The Jean Rousselin Collection is made up of three letters, one letterbook and correspondence record, five documents, and one imprint largely pertinent to Rousselin's time as a commercial agent in St. Domingue, Cuba, and Louisiana around the final period of the Haitian Revolution, 1802-1805. Additional materials date from 1791-1794, 1809-1810, and 1814.
The letterbook and correspondence record volume contains copies of 20 outgoing letters from Jean Rousselin to merchants and investors in Le Havre, Paris, Port au Prince, and New York between September 6, 1802, and September 22, 1805. The volume also contains a record of an additional 18 letters from Rousselin to the same recipients, but without copies of the letters themselves.
The letterbook revolves around Jean Rousselin's oversight of goods at St. Domingue that were owned by his employer Marliani and Co. of Paris (at Rue Neuve-du-Luxembourg). Sometime in 1803 Rousselin was forced to evacuate from the island, managing to get a quantity of cloth and other product aboard a ship to Cuba. In his new location in or near Santiago de Cuba, Rousselin corresponded with Marliani at Paris; M. Gosselin at Le Havre; American factors/merchants, especially George Meade at Port au Prince and merchants Ralph B. Forbes and his brother James G. Forbes at New York. Rousselin spent around two years trying to arrange the sale of goods remaining at St. Domingue via George Meade (who died there in 1804), follow Meade's payments to Forbes, and secure funds through Forbes to pay Marliani. At the same time, Rousselin invested some of Marliani's capital to become co-owner of a coffee plantation near Santiago de Cuba. The coffee plantation investment underwent challenges and floundered for inadequate resources.
One letter (not part of the letterbook) dated October 20, 1804, contains Rousselin's vivid and detailed description of the landscape, people, culture, trade, leisure, and everyday life in Cuba, as shared with Dubuc at Le Havre. Other items in the collection include a 1794 statement of Rousselin's military service, his 1802 passport, and additional business letters and documents, particularly after Rousselin's arrival in New Orleans.
The Jean Rousselin collection also includes the imprint: Loi relative aux sieurs Bosque, Greslier, Guy, Leborgne & autres ; & au sieur Edmont Saint-Léger, commandant de la garde nationale de Tabago. A Paris: De l'Imprimerie Royale, 1791.
Please see the box and folder listing below for details about each item in the collection.

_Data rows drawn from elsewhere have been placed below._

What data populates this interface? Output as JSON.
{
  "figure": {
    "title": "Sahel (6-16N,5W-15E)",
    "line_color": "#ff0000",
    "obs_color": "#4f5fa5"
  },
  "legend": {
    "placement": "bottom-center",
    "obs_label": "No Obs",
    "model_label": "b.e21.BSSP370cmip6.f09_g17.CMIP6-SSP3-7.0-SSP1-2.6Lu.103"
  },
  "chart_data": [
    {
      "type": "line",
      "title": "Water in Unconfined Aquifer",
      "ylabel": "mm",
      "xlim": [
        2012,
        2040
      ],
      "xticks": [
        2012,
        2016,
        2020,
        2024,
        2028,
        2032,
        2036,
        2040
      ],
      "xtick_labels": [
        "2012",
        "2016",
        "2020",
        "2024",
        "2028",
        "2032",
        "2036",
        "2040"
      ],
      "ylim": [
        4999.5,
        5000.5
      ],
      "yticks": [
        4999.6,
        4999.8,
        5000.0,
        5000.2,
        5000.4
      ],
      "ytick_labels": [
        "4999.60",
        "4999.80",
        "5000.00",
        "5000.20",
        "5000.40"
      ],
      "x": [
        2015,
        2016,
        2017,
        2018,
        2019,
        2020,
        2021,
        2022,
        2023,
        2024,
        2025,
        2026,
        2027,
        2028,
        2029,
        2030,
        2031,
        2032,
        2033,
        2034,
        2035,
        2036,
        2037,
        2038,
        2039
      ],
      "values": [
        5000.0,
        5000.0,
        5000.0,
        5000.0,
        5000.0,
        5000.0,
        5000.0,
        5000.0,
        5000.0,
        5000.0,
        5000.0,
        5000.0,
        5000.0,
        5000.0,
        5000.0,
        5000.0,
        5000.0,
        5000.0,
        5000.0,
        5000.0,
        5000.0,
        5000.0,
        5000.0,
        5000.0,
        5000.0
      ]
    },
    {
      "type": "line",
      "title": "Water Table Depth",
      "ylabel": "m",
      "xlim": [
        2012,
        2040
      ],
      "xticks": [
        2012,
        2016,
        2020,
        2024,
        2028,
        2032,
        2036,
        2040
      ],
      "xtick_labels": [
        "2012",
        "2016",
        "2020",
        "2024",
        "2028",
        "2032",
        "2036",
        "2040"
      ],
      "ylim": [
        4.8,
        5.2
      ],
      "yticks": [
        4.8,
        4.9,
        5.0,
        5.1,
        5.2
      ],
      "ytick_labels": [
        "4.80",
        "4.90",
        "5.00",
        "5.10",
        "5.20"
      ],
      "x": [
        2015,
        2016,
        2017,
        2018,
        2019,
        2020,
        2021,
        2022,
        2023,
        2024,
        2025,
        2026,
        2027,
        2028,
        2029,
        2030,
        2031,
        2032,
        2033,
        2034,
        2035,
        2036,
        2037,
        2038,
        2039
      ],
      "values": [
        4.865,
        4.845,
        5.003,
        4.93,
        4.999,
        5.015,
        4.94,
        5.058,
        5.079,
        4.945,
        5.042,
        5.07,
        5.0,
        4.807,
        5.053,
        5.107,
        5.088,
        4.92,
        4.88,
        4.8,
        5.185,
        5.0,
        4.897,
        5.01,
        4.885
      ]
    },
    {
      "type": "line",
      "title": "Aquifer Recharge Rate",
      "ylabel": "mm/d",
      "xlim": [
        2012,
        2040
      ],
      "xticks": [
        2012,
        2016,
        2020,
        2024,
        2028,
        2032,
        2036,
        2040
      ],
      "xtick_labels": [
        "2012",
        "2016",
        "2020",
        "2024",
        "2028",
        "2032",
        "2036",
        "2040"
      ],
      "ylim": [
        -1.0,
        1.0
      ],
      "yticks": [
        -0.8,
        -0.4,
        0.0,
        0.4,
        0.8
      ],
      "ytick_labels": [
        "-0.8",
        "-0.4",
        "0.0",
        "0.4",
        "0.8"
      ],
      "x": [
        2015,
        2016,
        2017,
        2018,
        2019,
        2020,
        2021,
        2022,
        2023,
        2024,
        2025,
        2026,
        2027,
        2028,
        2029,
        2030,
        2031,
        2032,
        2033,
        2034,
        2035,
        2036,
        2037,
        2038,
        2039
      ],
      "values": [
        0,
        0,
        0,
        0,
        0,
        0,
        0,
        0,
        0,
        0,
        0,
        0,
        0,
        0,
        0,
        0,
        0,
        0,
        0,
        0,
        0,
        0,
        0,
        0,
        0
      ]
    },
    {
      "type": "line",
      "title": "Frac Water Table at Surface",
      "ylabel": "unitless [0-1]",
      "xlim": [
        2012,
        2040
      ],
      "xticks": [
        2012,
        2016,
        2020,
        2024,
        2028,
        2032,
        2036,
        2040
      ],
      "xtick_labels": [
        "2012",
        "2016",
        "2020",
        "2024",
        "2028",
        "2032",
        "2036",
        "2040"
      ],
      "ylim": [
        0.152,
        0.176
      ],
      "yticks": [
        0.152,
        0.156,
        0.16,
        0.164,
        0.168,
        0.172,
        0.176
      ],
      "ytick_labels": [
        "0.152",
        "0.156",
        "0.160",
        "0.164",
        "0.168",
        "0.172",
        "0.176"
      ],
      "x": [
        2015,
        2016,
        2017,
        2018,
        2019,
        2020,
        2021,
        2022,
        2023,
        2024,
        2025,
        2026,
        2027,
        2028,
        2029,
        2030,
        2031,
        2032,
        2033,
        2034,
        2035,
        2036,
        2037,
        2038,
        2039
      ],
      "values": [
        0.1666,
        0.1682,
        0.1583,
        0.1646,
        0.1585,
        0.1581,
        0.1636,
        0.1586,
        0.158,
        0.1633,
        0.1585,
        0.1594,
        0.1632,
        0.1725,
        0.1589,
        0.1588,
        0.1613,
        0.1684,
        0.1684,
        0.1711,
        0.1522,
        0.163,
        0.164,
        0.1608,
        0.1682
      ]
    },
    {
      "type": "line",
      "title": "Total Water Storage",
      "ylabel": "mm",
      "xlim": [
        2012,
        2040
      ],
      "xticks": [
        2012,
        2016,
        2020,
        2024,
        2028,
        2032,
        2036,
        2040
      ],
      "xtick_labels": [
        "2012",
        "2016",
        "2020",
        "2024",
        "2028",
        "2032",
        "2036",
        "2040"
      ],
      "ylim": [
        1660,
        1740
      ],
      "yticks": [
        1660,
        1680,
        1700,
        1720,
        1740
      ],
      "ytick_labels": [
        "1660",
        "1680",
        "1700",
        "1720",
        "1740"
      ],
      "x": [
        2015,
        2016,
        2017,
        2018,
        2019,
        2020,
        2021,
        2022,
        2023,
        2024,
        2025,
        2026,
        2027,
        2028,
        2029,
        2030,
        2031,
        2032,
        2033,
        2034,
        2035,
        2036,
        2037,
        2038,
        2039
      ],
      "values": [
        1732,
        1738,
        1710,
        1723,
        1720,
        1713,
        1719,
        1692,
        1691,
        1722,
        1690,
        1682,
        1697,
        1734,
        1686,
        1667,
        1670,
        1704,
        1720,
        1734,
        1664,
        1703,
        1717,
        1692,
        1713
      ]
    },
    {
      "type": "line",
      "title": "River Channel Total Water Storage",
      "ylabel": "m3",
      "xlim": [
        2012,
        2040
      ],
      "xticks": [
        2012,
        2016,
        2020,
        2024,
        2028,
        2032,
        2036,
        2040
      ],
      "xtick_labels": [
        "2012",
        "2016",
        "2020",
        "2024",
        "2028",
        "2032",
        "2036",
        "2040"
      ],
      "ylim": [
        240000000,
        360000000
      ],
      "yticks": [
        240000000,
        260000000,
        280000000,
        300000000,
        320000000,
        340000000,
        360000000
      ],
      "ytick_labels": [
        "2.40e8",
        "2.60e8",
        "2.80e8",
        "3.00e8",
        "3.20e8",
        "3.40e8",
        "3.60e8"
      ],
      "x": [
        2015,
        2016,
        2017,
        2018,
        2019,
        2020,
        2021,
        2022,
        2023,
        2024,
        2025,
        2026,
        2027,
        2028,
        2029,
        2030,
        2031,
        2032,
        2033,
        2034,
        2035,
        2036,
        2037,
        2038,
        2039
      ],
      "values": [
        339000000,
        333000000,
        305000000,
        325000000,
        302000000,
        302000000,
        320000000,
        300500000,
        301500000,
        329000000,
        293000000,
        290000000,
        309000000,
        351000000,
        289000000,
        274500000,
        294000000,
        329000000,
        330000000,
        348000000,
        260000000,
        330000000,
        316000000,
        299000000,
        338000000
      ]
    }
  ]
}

Jean Rousselin, released from his French military service, sailed from Le Havre to the French colony of Saint-Domingue in 1802, as the Leclerc expedition sought to crush the power of Toussaint Louverture and other Black leaders, and bring the colony under the control of Napoléon Bonaparte. Rousselin represented various business interests, working particularly for a M. Marliani. Rousselin initially remained in the colony even after the evacuation of the French expeditionary force from Port-au-Prince. Some time afterward, however, he departed to Santiago, Cuba, possibly via Jamaica, and arrived in late 1803 or in 1804. There he found a job on a coffee farm, and eventually purchased a coffee farm of his own. In 1809 the Spanish government, responding to Napoléon’s invasion of Spain, ordered the Saint-Domingue refugees to depart from Cuba. Rousselin sold his farm at a loss and signed a collective petition to President James Madison asking for land and asylum in the United States, as well as exemption from enforcement of the ban on the transportation of persons from outside the United States to be held or sold as slaves. By 1810, Rousselin was recorded by the census-taker as residing in Pointe Coupée, Louisiana, some 100 miles north of New Orleans, where he was trying to track down a man who owed him money. He apparently left Louisiana in 1814. He later filed for an indemnity from the French Government for property lost in Saint-Domingue.